|
|
|
|
|
by gwern
3506 days ago
|
|
Or there's just so much work being done that people are stepping on each other's toes. There were like 5-10 papers at ICLR this year on just the same 'let's treat NN hyperparameters as a MDP' idea. Or look at the concrete distribution - two different Google groups published papers on almost the same exact idea simultaneously apparently in total ignorance of each other. Or the lipreading NNs the past week - two Oxford groups working on different datasets with different architectures publishing >human results. The pace is so fast the left hand doesn't know what the right hand is doing.

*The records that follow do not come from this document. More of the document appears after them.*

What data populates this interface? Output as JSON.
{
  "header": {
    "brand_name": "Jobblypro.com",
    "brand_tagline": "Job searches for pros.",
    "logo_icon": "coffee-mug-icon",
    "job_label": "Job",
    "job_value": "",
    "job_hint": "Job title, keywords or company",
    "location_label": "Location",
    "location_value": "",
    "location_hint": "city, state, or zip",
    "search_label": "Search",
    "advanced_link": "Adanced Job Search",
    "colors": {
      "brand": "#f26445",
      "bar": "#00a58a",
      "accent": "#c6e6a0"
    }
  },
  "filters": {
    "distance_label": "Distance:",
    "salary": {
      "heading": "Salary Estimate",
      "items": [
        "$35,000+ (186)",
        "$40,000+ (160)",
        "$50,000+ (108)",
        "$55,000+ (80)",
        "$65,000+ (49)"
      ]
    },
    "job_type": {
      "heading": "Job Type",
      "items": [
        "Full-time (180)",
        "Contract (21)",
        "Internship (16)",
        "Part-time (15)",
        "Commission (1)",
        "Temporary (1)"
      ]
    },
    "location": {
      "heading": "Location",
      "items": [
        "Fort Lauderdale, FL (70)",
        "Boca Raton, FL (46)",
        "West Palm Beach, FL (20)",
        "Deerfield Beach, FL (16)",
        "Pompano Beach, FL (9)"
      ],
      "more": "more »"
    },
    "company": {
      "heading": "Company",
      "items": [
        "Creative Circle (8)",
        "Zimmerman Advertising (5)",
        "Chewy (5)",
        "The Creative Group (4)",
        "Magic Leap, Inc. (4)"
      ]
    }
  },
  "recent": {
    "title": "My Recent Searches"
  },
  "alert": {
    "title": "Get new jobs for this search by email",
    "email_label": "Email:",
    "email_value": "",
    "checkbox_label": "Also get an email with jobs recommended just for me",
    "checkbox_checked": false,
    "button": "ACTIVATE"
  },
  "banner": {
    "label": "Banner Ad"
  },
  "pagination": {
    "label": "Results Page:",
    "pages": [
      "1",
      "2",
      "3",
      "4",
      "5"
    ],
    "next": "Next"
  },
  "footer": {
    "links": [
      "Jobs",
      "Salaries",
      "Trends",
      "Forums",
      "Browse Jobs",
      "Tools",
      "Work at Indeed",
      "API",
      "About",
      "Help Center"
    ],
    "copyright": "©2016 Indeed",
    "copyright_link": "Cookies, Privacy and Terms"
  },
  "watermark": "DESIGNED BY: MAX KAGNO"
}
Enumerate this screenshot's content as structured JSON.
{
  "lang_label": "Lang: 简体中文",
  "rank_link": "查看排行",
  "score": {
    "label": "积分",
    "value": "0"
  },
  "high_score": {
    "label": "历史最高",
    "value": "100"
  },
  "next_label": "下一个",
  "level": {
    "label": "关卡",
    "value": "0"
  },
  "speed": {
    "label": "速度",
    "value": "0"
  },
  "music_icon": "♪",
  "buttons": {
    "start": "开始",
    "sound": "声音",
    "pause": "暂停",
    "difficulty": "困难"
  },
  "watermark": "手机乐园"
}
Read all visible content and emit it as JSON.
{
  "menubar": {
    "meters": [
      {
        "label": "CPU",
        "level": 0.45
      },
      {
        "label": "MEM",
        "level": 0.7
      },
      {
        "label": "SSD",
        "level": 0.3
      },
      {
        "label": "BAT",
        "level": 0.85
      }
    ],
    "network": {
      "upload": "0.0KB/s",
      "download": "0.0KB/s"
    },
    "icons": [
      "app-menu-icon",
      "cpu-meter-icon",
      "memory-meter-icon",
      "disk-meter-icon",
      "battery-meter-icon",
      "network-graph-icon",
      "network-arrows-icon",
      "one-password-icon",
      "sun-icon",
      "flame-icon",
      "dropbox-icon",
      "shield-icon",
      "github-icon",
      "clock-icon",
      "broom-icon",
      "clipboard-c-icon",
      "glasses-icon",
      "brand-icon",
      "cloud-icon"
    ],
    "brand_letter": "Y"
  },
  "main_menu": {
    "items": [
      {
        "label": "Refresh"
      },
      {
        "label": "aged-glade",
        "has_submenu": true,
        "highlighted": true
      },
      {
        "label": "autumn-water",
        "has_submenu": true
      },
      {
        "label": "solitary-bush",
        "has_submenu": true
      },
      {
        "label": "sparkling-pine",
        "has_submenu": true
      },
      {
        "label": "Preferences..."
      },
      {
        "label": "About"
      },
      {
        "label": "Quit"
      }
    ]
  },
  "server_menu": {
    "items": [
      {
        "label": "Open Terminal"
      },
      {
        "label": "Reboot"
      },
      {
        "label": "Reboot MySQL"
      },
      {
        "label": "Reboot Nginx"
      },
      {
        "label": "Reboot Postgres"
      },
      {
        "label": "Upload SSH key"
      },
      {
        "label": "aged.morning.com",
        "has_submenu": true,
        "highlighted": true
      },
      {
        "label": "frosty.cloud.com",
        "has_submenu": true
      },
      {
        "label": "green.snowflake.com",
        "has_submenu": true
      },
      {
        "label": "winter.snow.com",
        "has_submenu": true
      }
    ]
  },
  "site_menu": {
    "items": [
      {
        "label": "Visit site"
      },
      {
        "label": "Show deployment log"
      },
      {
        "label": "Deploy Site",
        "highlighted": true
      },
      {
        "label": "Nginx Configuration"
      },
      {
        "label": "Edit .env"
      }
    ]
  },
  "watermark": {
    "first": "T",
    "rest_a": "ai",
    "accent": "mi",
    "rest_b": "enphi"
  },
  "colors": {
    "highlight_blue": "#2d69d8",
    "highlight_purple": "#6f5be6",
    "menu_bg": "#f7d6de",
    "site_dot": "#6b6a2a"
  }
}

It's fun for the spectator (you have no idea what will come out tomorrow, much less next month or next year) but it strikes me as rather inefficient. |
|
For the meta-learning papers, you may have interests to read the related work part of the RL^2 paper https://arxiv.org/pdf/1611.02779.pdf.
Quoted as follows,
"Our work draws inspiration from a particular line of work (Younger et al., 2001; Santoro et al., 2016; Vinyals et al., 2016), which formulates meta-learning as an optimization problem, and can thus be optimized end-to-end via gradient descent."
"Another line of work (Hochreiter et al., 2001; Younger et al., 2001; Andrychowicz et al., 2016; Li & Malik, 2016) studies meta-learning over the optimization process. There, the meta-learner makes explicit updates to a parametrized model."
Inspired by the same works, apply the meta learning idea into RL problems, meet the ICLR deadline together. Still make sense right?